For many, this can feel like being the emperor who is told to just get naked in front of anyone without the preface of imaginary threads. The employers that I’ve seen vehemently oppose this model genuinely seem to believe that removing the silos to create culture is the second best way to enable culture (a distant second to Command and Control). If I am heading into the candidate pool in 2010, evaluating how an organization handles silos is near the top of my list prior to accepting an offer.

Shamus Baier
March 26, 2010

I think this is a nice philosophy and while I certainly agree that there is value in sharing of ideas and having people feel connected and management more approachable, in practice this just turns into water-cooler gossip sessions. If I have a project I need to finish, it is door closed, nose to the grindstone without any distractions.

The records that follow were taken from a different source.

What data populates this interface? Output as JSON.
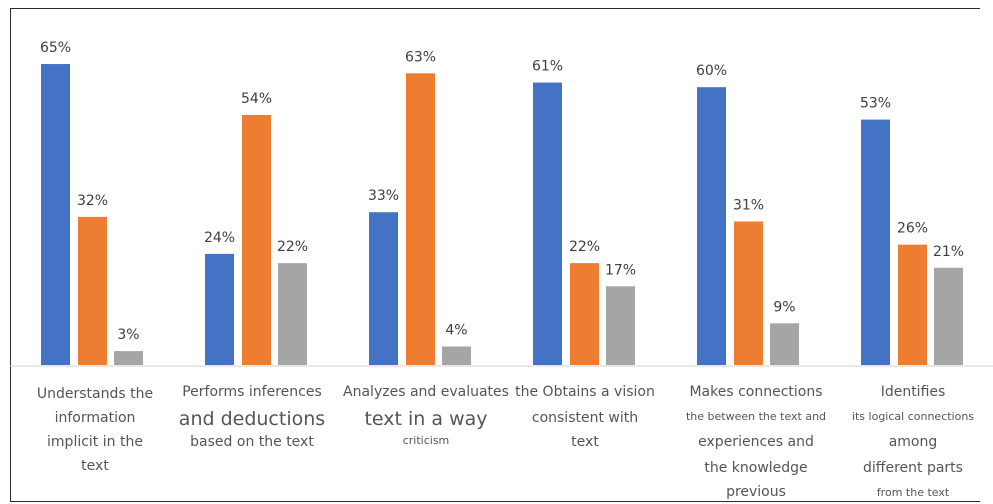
{
  "chart_data": {
    "type": "bar",
    "categories": [
      [
        "Understands the",
        "information",
        "implicit in the",
        "text"
      ],
      [
        "Performs inferences",
        "and deductions",
        "based on the text"
      ],
      [
        "Analyzes and evaluates",
        "text in a way",
        "criticism"
      ],
      [
        "the Obtains a vision",
        "consistent with",
        "text"
      ],
      [
        "Makes connections",
        "the between the text and",
        "experiences and",
        "the knowledge",
        "previous"
      ],
      [
        "Identifies",
        "its logical connections",
        "among",
        "different parts",
        "from the text"
      ]
    ],
    "series": [
      {
        "color": "#4472c4",
        "values": [
          65,
          24,
          33,
          61,
          60,
          53
        ]
      },
      {
        "color": "#ed7d31",
        "values": [
          32,
          54,
          63,
          22,
          31,
          26
        ]
      },
      {
        "color": "#a5a5a5",
        "values": [
          3,
          22,
          4,
          17,
          9,
          21
        ]
      }
    ],
    "value_suffix": "%",
    "ylim": [
      0,
      70
    ],
    "grid": false,
    "legend": "none"
  }
}
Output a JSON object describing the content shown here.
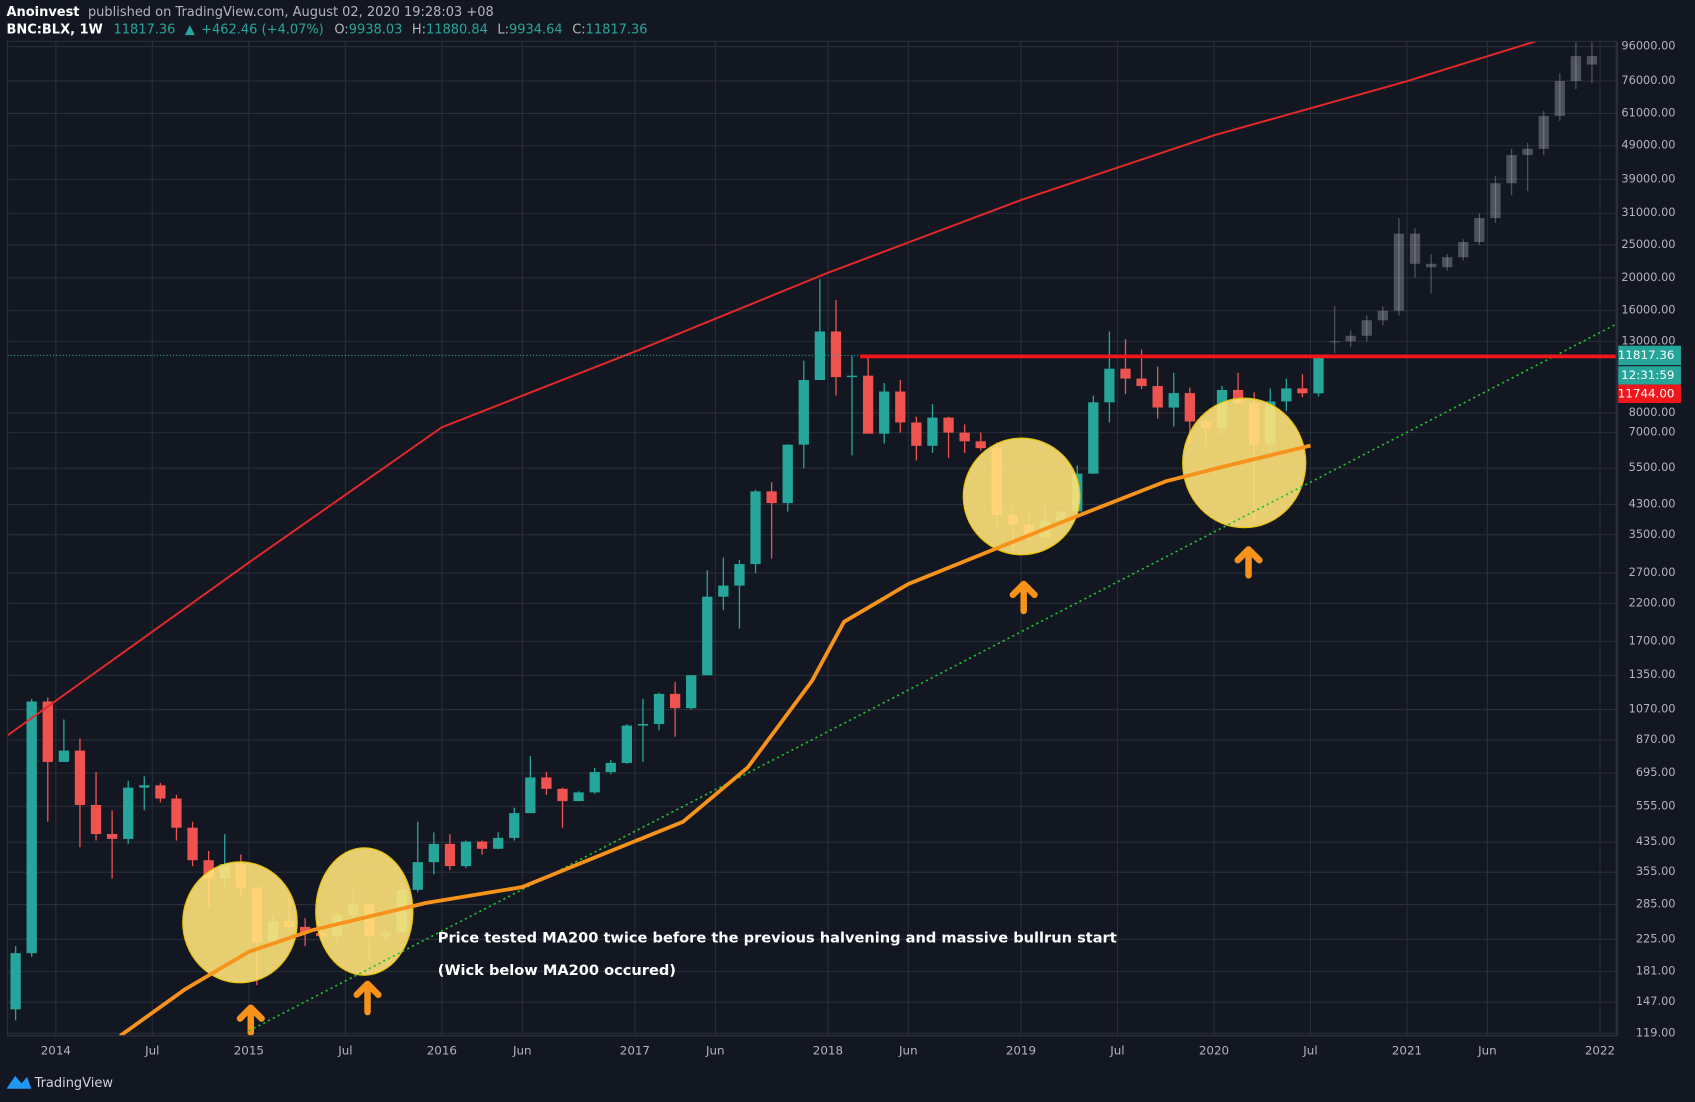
{
  "header": {
    "author": "Anoinvest",
    "published": "published on TradingView.com, August 02, 2020 19:28:03 +08",
    "symbol": "BNC:BLX, 1W",
    "last": "11817.36",
    "change": "+462.46 (+4.07%)",
    "ohlc": [
      {
        "label": "O:",
        "value": "9938.03"
      },
      {
        "label": "H:",
        "value": "11880.84"
      },
      {
        "label": "L:",
        "value": "9934.64"
      },
      {
        "label": "C:",
        "value": "11817.36"
      }
    ]
  },
  "brand": "TradingView",
  "chart_data": {
    "type": "candlestick",
    "log": true,
    "grid": true,
    "up_color": "#26a69a",
    "down_color": "#ef5350",
    "xlim": [
      "2013-10",
      "2022-02"
    ],
    "ylim": [
      117,
      99500
    ],
    "xticks": [
      {
        "value": "2014-01",
        "label": "2014"
      },
      {
        "value": "2014-07",
        "label": "Jul"
      },
      {
        "value": "2015-01",
        "label": "2015"
      },
      {
        "value": "2015-07",
        "label": "Jul"
      },
      {
        "value": "2016-01",
        "label": "2016"
      },
      {
        "value": "2016-06",
        "label": "Jun"
      },
      {
        "value": "2017-01",
        "label": "2017"
      },
      {
        "value": "2017-06",
        "label": "Jun"
      },
      {
        "value": "2018-01",
        "label": "2018"
      },
      {
        "value": "2018-06",
        "label": "Jun"
      },
      {
        "value": "2019-01",
        "label": "2019"
      },
      {
        "value": "2019-07",
        "label": "Jul"
      },
      {
        "value": "2020-01",
        "label": "2020"
      },
      {
        "value": "2020-07",
        "label": "Jul"
      },
      {
        "value": "2021-01",
        "label": "2021"
      },
      {
        "value": "2021-06",
        "label": "Jun"
      },
      {
        "value": "2022-01",
        "label": "2022"
      }
    ],
    "yticks": [
      {
        "value": 96000,
        "label": "96000.00"
      },
      {
        "value": 76000,
        "label": "76000.00"
      },
      {
        "value": 61000,
        "label": "61000.00"
      },
      {
        "value": 49000,
        "label": "49000.00"
      },
      {
        "value": 39000,
        "label": "39000.00"
      },
      {
        "value": 31000,
        "label": "31000.00"
      },
      {
        "value": 25000,
        "label": "25000.00"
      },
      {
        "value": 20000,
        "label": "20000.00"
      },
      {
        "value": 16000,
        "label": "16000.00"
      },
      {
        "value": 13000,
        "label": "13000.00"
      },
      {
        "value": 8000,
        "label": "8000.00"
      },
      {
        "value": 7000,
        "label": "7000.00"
      },
      {
        "value": 5500,
        "label": "5500.00"
      },
      {
        "value": 4300,
        "label": "4300.00"
      },
      {
        "value": 3500,
        "label": "3500.00"
      },
      {
        "value": 2700,
        "label": "2700.00"
      },
      {
        "value": 2200,
        "label": "2200.00"
      },
      {
        "value": 1700,
        "label": "1700.00"
      },
      {
        "value": 1350,
        "label": "1350.00"
      },
      {
        "value": 1070,
        "label": "1070.00"
      },
      {
        "value": 870,
        "label": "870.00"
      },
      {
        "value": 695,
        "label": "695.00"
      },
      {
        "value": 555,
        "label": "555.00"
      },
      {
        "value": 435,
        "label": "435.00"
      },
      {
        "value": 355,
        "label": "355.00"
      },
      {
        "value": 285,
        "label": "285.00"
      },
      {
        "value": 225,
        "label": "225.00"
      },
      {
        "value": 181,
        "label": "181.00"
      },
      {
        "value": 147,
        "label": "147.00"
      },
      {
        "value": 119,
        "label": "119.00"
      }
    ],
    "x": [
      "2013-10",
      "2013-11",
      "2013-12",
      "2014-01",
      "2014-02",
      "2014-03",
      "2014-04",
      "2014-05",
      "2014-06",
      "2014-07",
      "2014-08",
      "2014-09",
      "2014-10",
      "2014-11",
      "2014-12",
      "2015-01",
      "2015-02",
      "2015-03",
      "2015-04",
      "2015-05",
      "2015-06",
      "2015-07",
      "2015-08",
      "2015-09",
      "2015-10",
      "2015-11",
      "2015-12",
      "2016-01",
      "2016-02",
      "2016-03",
      "2016-04",
      "2016-05",
      "2016-06",
      "2016-07",
      "2016-08",
      "2016-09",
      "2016-10",
      "2016-11",
      "2016-12",
      "2017-01",
      "2017-02",
      "2017-03",
      "2017-04",
      "2017-05",
      "2017-06",
      "2017-07",
      "2017-08",
      "2017-09",
      "2017-10",
      "2017-11",
      "2017-12",
      "2018-01",
      "2018-02",
      "2018-03",
      "2018-04",
      "2018-05",
      "2018-06",
      "2018-07",
      "2018-08",
      "2018-09",
      "2018-10",
      "2018-11",
      "2018-12",
      "2019-01",
      "2019-02",
      "2019-03",
      "2019-04",
      "2019-05",
      "2019-06",
      "2019-07",
      "2019-08",
      "2019-09",
      "2019-10",
      "2019-11",
      "2019-12",
      "2020-01",
      "2020-02",
      "2020-03",
      "2020-04",
      "2020-05",
      "2020-06",
      "2020-07"
    ],
    "open": [
      140,
      205,
      1130,
      750,
      810,
      560,
      460,
      445,
      630,
      640,
      585,
      480,
      385,
      340,
      375,
      320,
      220,
      255,
      245,
      235,
      230,
      265,
      285,
      230,
      236,
      315,
      380,
      430,
      370,
      437,
      416,
      448,
      530,
      675,
      625,
      575,
      610,
      700,
      745,
      960,
      970,
      1190,
      1080,
      1350,
      2300,
      2480,
      2870,
      4700,
      4340,
      6450,
      10000,
      13900,
      10200,
      10300,
      6950,
      9250,
      7500,
      6400,
      7750,
      7000,
      6600,
      6300,
      4000,
      3750,
      3450,
      3850,
      4100,
      5300,
      8600,
      10800,
      10100,
      9600,
      8300,
      9150,
      7550,
      7200,
      9350,
      8550,
      6450,
      8650,
      9450,
      9140
    ],
    "high": [
      215,
      1150,
      1160,
      1000,
      880,
      700,
      540,
      660,
      680,
      650,
      600,
      500,
      410,
      460,
      400,
      320,
      265,
      300,
      260,
      250,
      270,
      320,
      285,
      245,
      330,
      500,
      465,
      460,
      440,
      440,
      465,
      550,
      780,
      700,
      630,
      615,
      720,
      760,
      970,
      1150,
      1200,
      1290,
      1350,
      2750,
      3000,
      2950,
      4750,
      5000,
      6470,
      11400,
      19800,
      17200,
      11800,
      11700,
      9800,
      10000,
      7800,
      8500,
      7800,
      7400,
      7000,
      6550,
      4200,
      4100,
      4200,
      4100,
      5600,
      9000,
      13900,
      13200,
      12300,
      10950,
      10500,
      9500,
      7700,
      9600,
      10500,
      9200,
      9450,
      10100,
      10400,
      11880
    ],
    "low": [
      130,
      200,
      500,
      750,
      420,
      440,
      340,
      430,
      540,
      570,
      440,
      370,
      280,
      320,
      300,
      165,
      215,
      240,
      215,
      225,
      220,
      255,
      195,
      225,
      235,
      310,
      350,
      360,
      365,
      400,
      415,
      440,
      530,
      600,
      480,
      590,
      605,
      690,
      740,
      750,
      930,
      890,
      1070,
      1350,
      2100,
      1850,
      2700,
      2980,
      4100,
      5500,
      10000,
      9000,
      6000,
      7000,
      6500,
      7000,
      5800,
      6100,
      5900,
      6100,
      6200,
      3600,
      3150,
      3350,
      3400,
      3700,
      4050,
      5300,
      7500,
      9100,
      9400,
      7700,
      7300,
      6500,
      6400,
      6900,
      8500,
      3850,
      6150,
      8100,
      8900,
      8950
    ],
    "close": [
      205,
      1130,
      750,
      810,
      560,
      460,
      445,
      630,
      640,
      585,
      480,
      385,
      340,
      375,
      320,
      220,
      255,
      245,
      235,
      230,
      265,
      285,
      230,
      236,
      315,
      380,
      430,
      370,
      437,
      416,
      448,
      530,
      675,
      625,
      575,
      610,
      700,
      745,
      960,
      970,
      1190,
      1080,
      1350,
      2300,
      2480,
      2870,
      4700,
      4340,
      6450,
      10000,
      13900,
      10200,
      10300,
      6950,
      9250,
      7500,
      6400,
      7750,
      7000,
      6600,
      6300,
      4000,
      3750,
      3450,
      3850,
      4100,
      5300,
      8600,
      10800,
      10100,
      9600,
      8300,
      9150,
      7550,
      7200,
      9350,
      8550,
      6450,
      8650,
      9450,
      9140,
      11817.36
    ],
    "projection": {
      "color": "#9598a1",
      "x": [
        "2020-08",
        "2020-09",
        "2020-10",
        "2020-11",
        "2020-12",
        "2021-01",
        "2021-02",
        "2021-03",
        "2021-04",
        "2021-05",
        "2021-06",
        "2021-07",
        "2021-08",
        "2021-09",
        "2021-10",
        "2021-11",
        "2021-12"
      ],
      "open": [
        13000,
        13000,
        13500,
        15000,
        16000,
        27000,
        22000,
        21500,
        23000,
        25500,
        30000,
        38000,
        46000,
        48000,
        60000,
        76000,
        90000
      ],
      "high": [
        16500,
        14000,
        15500,
        16500,
        30000,
        28000,
        23500,
        23500,
        26000,
        31000,
        40000,
        48000,
        50000,
        62000,
        80000,
        99000,
        99000
      ],
      "low": [
        12000,
        12500,
        13000,
        14500,
        15500,
        20000,
        18000,
        21000,
        22500,
        25000,
        29000,
        35000,
        36000,
        46000,
        58000,
        72000,
        75000
      ],
      "close": [
        13000,
        13500,
        15000,
        16000,
        27000,
        22000,
        21500,
        23000,
        25500,
        30000,
        38000,
        46000,
        48000,
        60000,
        76000,
        90000,
        85000
      ]
    },
    "ma_line": {
      "color": "#f7931a",
      "x": [
        "2014-05",
        "2014-09",
        "2015-01",
        "2015-05",
        "2015-12",
        "2016-06",
        "2016-11",
        "2017-04",
        "2017-08",
        "2017-12",
        "2018-02",
        "2018-06",
        "2018-11",
        "2019-04",
        "2019-10",
        "2020-02",
        "2020-07"
      ],
      "values": [
        117,
        160,
        207,
        240,
        288,
        321,
        401,
        500,
        721,
        1297,
        1940,
        2507,
        3126,
        3890,
        5030,
        5620,
        6410
      ]
    },
    "top_curve": {
      "color": "#e5282a",
      "x": [
        "2013-10",
        "2015-01",
        "2016-01",
        "2017-01",
        "2018-01",
        "2019-01",
        "2020-01",
        "2021-01",
        "2021-09"
      ],
      "values": [
        898,
        2900,
        7260,
        12130,
        20700,
        33900,
        52600,
        75900,
        99500
      ]
    },
    "trendline": {
      "color": "#22c332",
      "x": [
        "2015-01",
        "2022-02"
      ],
      "values": [
        121,
        14600
      ]
    },
    "resistance": {
      "color": "#f0161b",
      "x": "2018-03",
      "value": 11744,
      "value_label": "11744.00"
    },
    "last_price": {
      "color": "#26a69a",
      "value": 11817.36,
      "countdown": "12:31:59"
    },
    "annotations": [
      "Price tested MA200 twice before the previous halvening and massive bullrun start",
      "(Wick below MA200 occured)"
    ]
  }
}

Throughout the course of the day I like to leave my office door open for anyone to drop in, or so I can get feel for the buzz around the office floor, but if that door is shut, it’s shut for a reason. Genius at work.

Russell Holcombe
March 29, 2010

We are in the process of building an office without walls and it is a bit frightening at first. But our painted picture required it so we took the risk. In 2500 SF we will have a Learning Lab, Dream Lab and Leornado Lab. All conference tables will be round so there is not a head of table problem. Only will have 2 private offices for the occassional government regulator and one place for secure document storage that can be locked at night. The rest will be wide open and we cannot wait.